Namanya juga manusia yang gampang goyah sama godaan-godaan duniawi, gak berasa udah masuk tahun 2018 aja. Dapat email newsletter dari AAI yang isinya pengumuman kalau pendafataran AAS udah dibuka. OH NO! Aku belum siapin apa-apa, bahkan belum ambil IELTS. Alhasil, setiap pulang kantor nyicil isi formulir pendaftaran secara online, namanya Online Australia Scholarships Information System (OASIS). Ada 13 bagian yang harus kita isi:
1. Personal Details: Semua informasi tentang kita, termasuk etnis dan pertanyaan apakah kita pernah atau berniat daftar di Australia atau New Zealand
2. Contact Details: Semua informasi tentang alamat, kontak pribadi dan darurat kita, termasuk informasi pasangan dan anak
3. Previous Scholarships: Beasiswa yang kita pernah dapat sebelumnya dan beasiswa lainnya yang akan kita daftar juga di tahun tersebut
4. Proposed Study Program: Kita bisa isi sampai 6 preferensi jurusan dan universitas. Sangking banyak jurusan yang aku tertarik, aku isi semuanya hehehe
5. Qualification Details: Sebutkan pendidikan kita dari SMP sampai pendidikan terakhir yang kita dapat atau sedang ditempuh. Btw, beasiswa AAS ini gak mewajibkan kita harus punya pengalaman kerja dulu seperti beasiswa lain
6. English Languange Details: Di sini ada pertanyaan apakah Bahasa Inggris adalah bahasa utama kita, apakah Bahasa Inggris adalah bahasa yang digunakan di pendidikan terakhir kita, dan nilai tes Bahasa Inggris kita (IELTS atau TOEFL).

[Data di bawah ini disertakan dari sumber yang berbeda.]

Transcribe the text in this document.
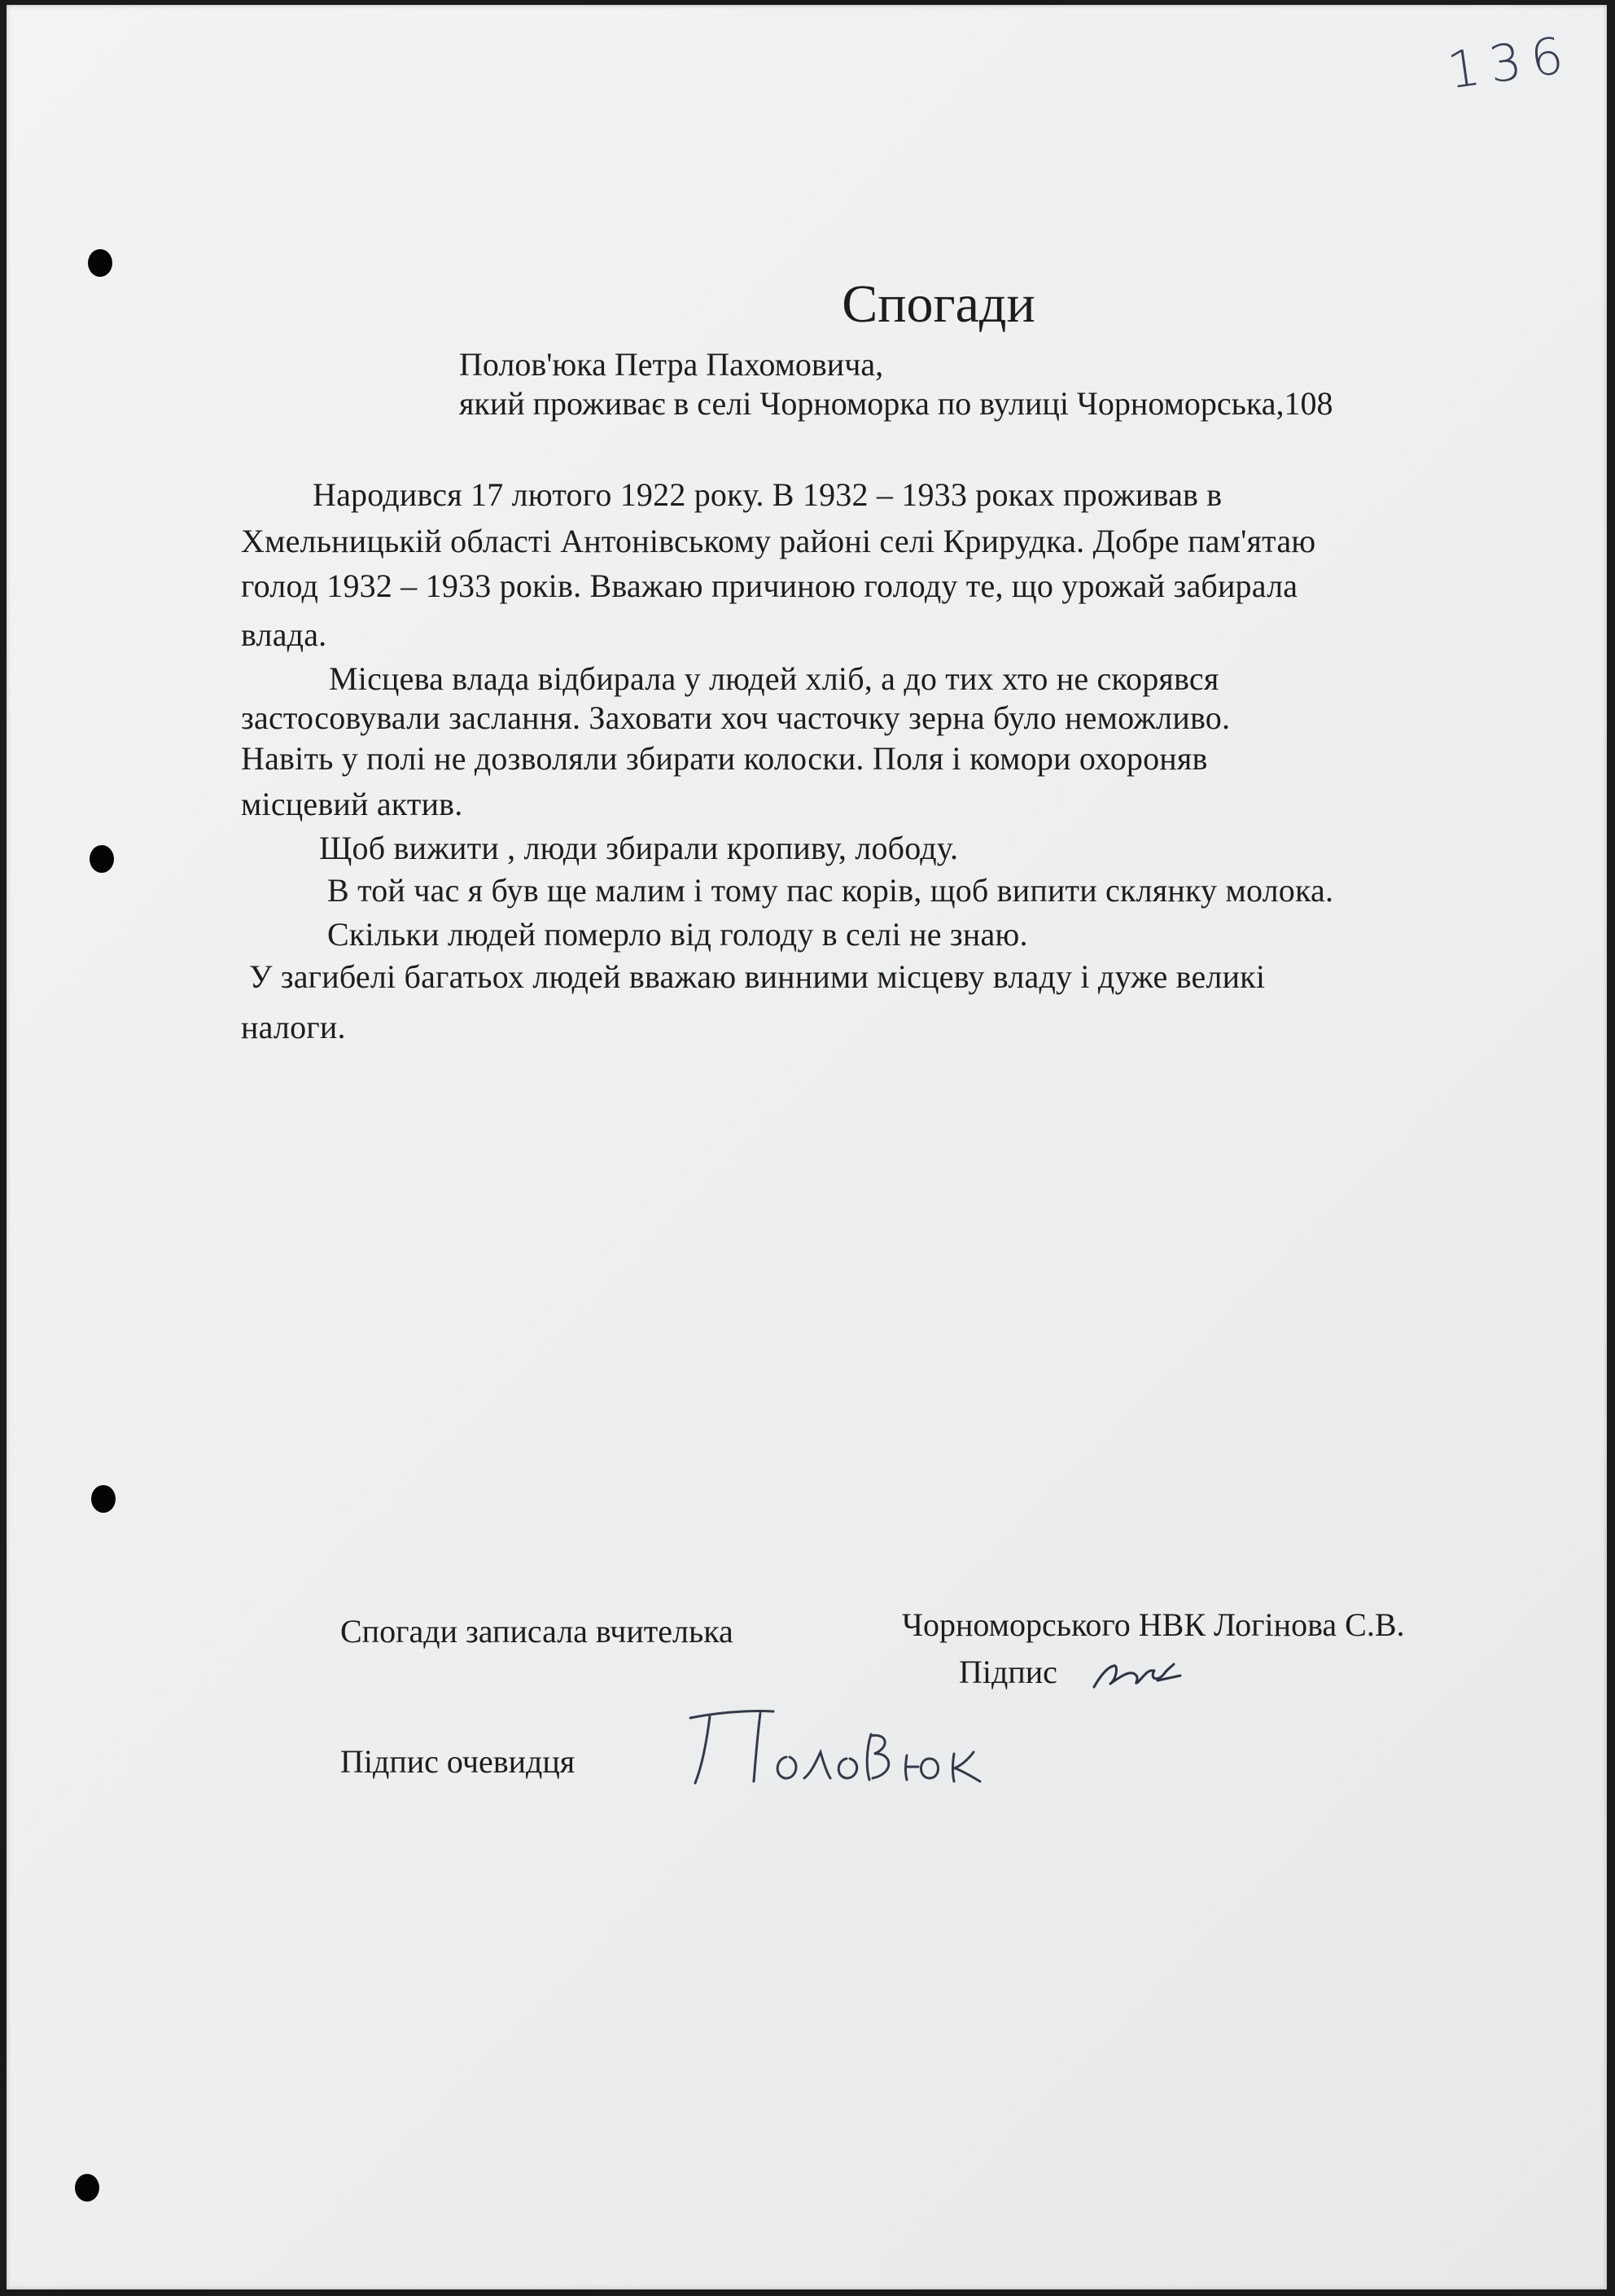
136
Спогади
Полов'юка Петра Пахомовича,
який проживає в селі Чорноморка по вулиці Чорноморська,108
Народився 17 лютого 1922 року. В 1932 – 1933 роках проживав в
Хмельницькій області Антонівському районі селі Крирудка. Добре пам'ятаю
голод 1932 – 1933 років. Вважаю причиною голоду те, що урожай забирала
влада.
Місцева влада відбирала у людей хліб, а до тих хто не скорявся
застосовували заслання. Заховати хоч часточку зерна було неможливо.
Навіть у полі не дозволяли збирати колоски. Поля і комори охороняв
місцевий актив.
Щоб вижити , люди збирали кропиву, лободу.
В той час я був ще малим і тому пас корів, щоб випити склянку молока.
Скільки людей померло від голоду в селі не знаю.
У загибелі багатьох людей вважаю винними місцеву владу і дуже великі
налоги.
Спогади записала вчителька	Чорноморського НВК Логінова С.В.
Підпис
Підпис очевидця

7. Computer Literacy Details: Sejauh mana literasi komputer kita
8. Current Employment: Pekerjaan kita saat ini, termasuk job description, dan rencana kita setelah menyelesaikan pendidikan kita
9. Previous Employment: Histori pekerjaan kita
10. Supporting Statement: Di sini ada empat pertanyaan pokok yang kita jawab seperti short essay dan 5 pertanyaan lainnya:
Kenapa kamu memilih jurusan dan universitas tersebut?
Bagaimana jurusan yang akan kamu ambil mempunyai kontribusi untuk karir kamu?
Bagaimana kamu menyelesaikan sebuah tantangan dan mewujudkan perubahan?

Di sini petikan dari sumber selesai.